C’est en 2003 que Franck Bondoux, puis sa société 9eArt+, ont pris les rênes du festival d’Angoulême créé 30 ans plus tôt, pérennisant son succès populaire et sa renommée internationale, mais se mettant en même temps et petit à petit à dos une part importante de la profession pour ses choix artistiques ou commerciaux (avec un financement de plus en plus opaque et dépendant largement des pouvoirs publics et d’opérateurs privés) et le peu d’égards dévolus aux auteurs et autrices, pourtant indispensables. Un management discutable auquel s’est ajouté récemment un schisme plus générationnel et «politique» entamé avec l’exposition finalement annulée de Bastien Vivès et devenu définitif avec le renvoi, il y a deux ans, d’une employée pourtant victime d’agression sexuelle pendant le festival.
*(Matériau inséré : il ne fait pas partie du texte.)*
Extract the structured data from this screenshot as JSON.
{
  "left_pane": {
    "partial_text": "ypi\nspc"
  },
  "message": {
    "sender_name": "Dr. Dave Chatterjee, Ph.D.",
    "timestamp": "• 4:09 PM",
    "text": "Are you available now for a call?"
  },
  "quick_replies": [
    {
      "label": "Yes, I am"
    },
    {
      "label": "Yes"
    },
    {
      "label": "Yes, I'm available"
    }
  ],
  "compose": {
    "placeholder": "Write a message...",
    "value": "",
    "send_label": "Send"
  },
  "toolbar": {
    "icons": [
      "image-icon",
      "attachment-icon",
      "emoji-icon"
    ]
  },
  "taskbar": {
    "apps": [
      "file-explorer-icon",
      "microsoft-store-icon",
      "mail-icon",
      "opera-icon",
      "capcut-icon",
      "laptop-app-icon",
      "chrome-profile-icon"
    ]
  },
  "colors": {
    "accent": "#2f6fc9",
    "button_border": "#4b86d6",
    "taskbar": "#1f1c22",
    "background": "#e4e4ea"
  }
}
Une convergence des luttes, professionnelles et plus «wokistes» mêlant boycott et «girlcott», qui brouille encore la lisibilité de ce conflit corporatiste qui échappe, pour l’essentiel et à tort sans doute, au grand public. La 5e Couche avait édité il y a deux ans Angoulême BD. Une contre-histoire, écrit, à charge, par Philippe Capart et Nicolas Finet. Rapidement épuisé, il est désormais gratuitement disponible en ligne, et surtout remis régulièrement à jour.